The main purpose of this paper is to relate cellular cardiac electrical activity with the cardiac electrical activity measured in only one electrocardiogram (ECG) lead, through a cellular action potential (AP) parametrical model. This is performed by relating known dynamics, which can be mathematically modeled, existing at a cardiac cell level, to dynamics which can be obtained from a standard ECG recording. The main cellular dynamic used for relating with the ECG is the one known as three dimensional cellular restitution curve, which relates the action potential duration (APD) with its preceding diastolic interval and with the APD of the preceding cardiac cycle.

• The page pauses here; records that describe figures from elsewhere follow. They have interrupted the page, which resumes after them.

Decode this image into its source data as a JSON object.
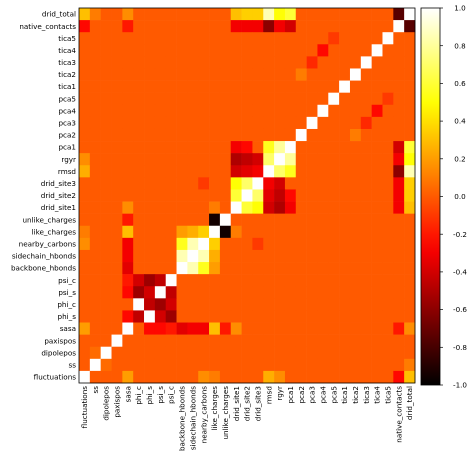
{
  "chart_data": {
    "type": "heatmap",
    "variables": [
      "fluctuations",
      "ss",
      "dipolepos",
      "paxispos",
      "sasa",
      "phi_s",
      "phi_c",
      "psi_s",
      "psi_c",
      "backbone_hbonds",
      "sidechain_hbonds",
      "nearby_carbons",
      "like_charges",
      "unlike_charges",
      "drid_site1",
      "drid_site2",
      "drid_site3",
      "rmsd",
      "rgyr",
      "pca1",
      "pca2",
      "pca3",
      "pca4",
      "pca5",
      "tica1",
      "tica2",
      "tica3",
      "tica4",
      "tica5",
      "native_contacts",
      "drid_total"
    ],
    "x_labels": [
      "fluctuations",
      "ss",
      "dipolepos",
      "paxispos",
      "sasa",
      "phi_c",
      "phi_s",
      "psi_s",
      "psi_c",
      "backbone_hbonds",
      "sidechain_hbonds",
      "nearby_carbons",
      "like_charges",
      "unlike_charges",
      "drid_site1",
      "drid_site2",
      "drid_site3",
      "rmsd",
      "rgyr",
      "pca1",
      "pca2",
      "pca3",
      "pca4",
      "pca5",
      "tica1",
      "tica2",
      "tica3",
      "tica4",
      "tica5",
      "native_contacts",
      "drid_total"
    ],
    "y_labels_top_to_bottom": [
      "drid_total",
      "native_contacts",
      "tica5",
      "tica4",
      "tica3",
      "tica2",
      "tica1",
      "pca5",
      "pca4",
      "pca3",
      "pca2",
      "pca1",
      "rgyr",
      "rmsd",
      "drid_site3",
      "drid_site2",
      "drid_site1",
      "unlike_charges",
      "like_charges",
      "nearby_carbons",
      "sidechain_hbonds",
      "backbone_hbonds",
      "psi_c",
      "psi_s",
      "phi_c",
      "phi_s",
      "sasa",
      "paxispos",
      "dipolepos",
      "ss",
      "fluctuations"
    ],
    "colorscale": "hot",
    "vmin": -1.0,
    "vmax": 1.0,
    "colorbar_ticks": [
      "1.0",
      "0.8",
      "0.6",
      "0.4",
      "0.2",
      "0.0",
      "-0.2",
      "-0.4",
      "-0.6",
      "-0.8",
      "-1.0"
    ],
    "default_value": 0.0,
    "overrides": [
      [
        "drid_total",
        "native_contacts",
        -0.75
      ],
      [
        "drid_total",
        "rmsd",
        0.85
      ],
      [
        "drid_total",
        "rgyr",
        0.5
      ],
      [
        "drid_total",
        "pca1",
        0.6
      ],
      [
        "drid_total",
        "drid_site1",
        0.3
      ],
      [
        "drid_total",
        "drid_site2",
        0.35
      ],
      [
        "drid_total",
        "drid_site3",
        0.35
      ],
      [
        "drid_total",
        "fluctuations",
        0.3
      ],
      [
        "drid_total",
        "ss",
        0.1
      ],
      [
        "drid_total",
        "sasa",
        0.15
      ],
      [
        "native_contacts",
        "rmsd",
        -0.6
      ],
      [
        "native_contacts",
        "rgyr",
        -0.3
      ],
      [
        "native_contacts",
        "pca1",
        -0.4
      ],
      [
        "native_contacts",
        "drid_site1",
        -0.3
      ],
      [
        "native_contacts",
        "drid_site2",
        -0.3
      ],
      [
        "native_contacts",
        "drid_site3",
        -0.3
      ],
      [
        "native_contacts",
        "fluctuations",
        -0.25
      ],
      [
        "native_contacts",
        "sasa",
        -0.2
      ],
      [
        "drid_site1",
        "drid_site2",
        0.6
      ],
      [
        "drid_site1",
        "drid_site3",
        0.5
      ],
      [
        "drid_site2",
        "drid_site3",
        0.7
      ],
      [
        "drid_site1",
        "rmsd",
        -0.4
      ],
      [
        "drid_site2",
        "rmsd",
        -0.35
      ],
      [
        "drid_site3",
        "rmsd",
        -0.3
      ],
      [
        "drid_site1",
        "rgyr",
        -0.5
      ],
      [
        "drid_site2",
        "rgyr",
        -0.45
      ],
      [
        "drid_site3",
        "rgyr",
        -0.4
      ],
      [
        "drid_site1",
        "pca1",
        -0.3
      ],
      [
        "drid_site2",
        "pca1",
        -0.25
      ],
      [
        "rmsd",
        "rgyr",
        0.7
      ],
      [
        "rmsd",
        "pca1",
        0.55
      ],
      [
        "rgyr",
        "pca1",
        0.8
      ],
      [
        "backbone_hbonds",
        "sidechain_hbonds",
        0.85
      ],
      [
        "backbone_hbonds",
        "nearby_carbons",
        0.55
      ],
      [
        "sidechain_hbonds",
        "nearby_carbons",
        0.85
      ],
      [
        "backbone_hbonds",
        "like_charges",
        0.2
      ],
      [
        "sidechain_hbonds",
        "like_charges",
        0.25
      ],
      [
        "nearby_carbons",
        "like_charges",
        0.35
      ],
      [
        "like_charges",
        "unlike_charges",
        -0.95
      ],
      [
        "sasa",
        "backbone_hbonds",
        -0.35
      ],
      [
        "sasa",
        "sidechain_hbonds",
        -0.3
      ],
      [
        "sasa",
        "nearby_carbons",
        -0.3
      ],
      [
        "sasa",
        "like_charges",
        0.3
      ],
      [
        "sasa",
        "unlike_charges",
        -0.2
      ],
      [
        "phi_s",
        "psi_s",
        -0.4
      ],
      [
        "phi_s",
        "psi_c",
        -0.55
      ],
      [
        "phi_c",
        "psi_s",
        -0.55
      ],
      [
        "phi_c",
        "psi_c",
        -0.4
      ],
      [
        "phi_s",
        "phi_c",
        -0.45
      ],
      [
        "psi_s",
        "psi_c",
        -0.45
      ],
      [
        "sasa",
        "phi_s",
        -0.25
      ],
      [
        "sasa",
        "psi_s",
        -0.25
      ],
      [
        "sasa",
        "psi_c",
        -0.2
      ],
      [
        "fluctuations",
        "sasa",
        0.2
      ],
      [
        "fluctuations",
        "nearby_carbons",
        0.15
      ],
      [
        "fluctuations",
        "like_charges",
        0.1
      ],
      [
        "ss",
        "dipolepos",
        0.05
      ],
      [
        "drid_site1",
        "like_charges",
        0.1
      ],
      [
        "drid_site1",
        "sasa",
        0.15
      ],
      [
        "drid_site3",
        "nearby_carbons",
        -0.1
      ],
      [
        "tica4",
        "pca4",
        -0.25
      ],
      [
        "tica3",
        "pca3",
        -0.15
      ],
      [
        "tica2",
        "pca2",
        0.1
      ],
      [
        "tica5",
        "pca5",
        -0.1
      ],
      [
        "fluctuations",
        "rmsd",
        0.25
      ],
      [
        "fluctuations",
        "rgyr",
        0.15
      ]
    ]
  }
}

Similar restitution curves were found in ECG signals recorded under the isometric handgrip test by relating the QT interval with its preceding TQ interval and with the QT interval of the preceding cardiac cycle. Following this similarity, a parametrical restitution curve, derived from a three ionic current cellular AP model was fitted to the ECG restitution relation for AP model parameter estimation. This model is finally simulated by stimulating it with an impulse train of frequency similar to the heart rate of the tested subject. The results show that the restitution curve experimentally obtained from the ECG is similar to the one obtained from de AP model simulation. Moreover the simulated APD follows satisfactorily the QT interval time variation of the tested subject. This opens new perspectives for the analysis of cellular cardiac electrical activity from standard ECG recordings.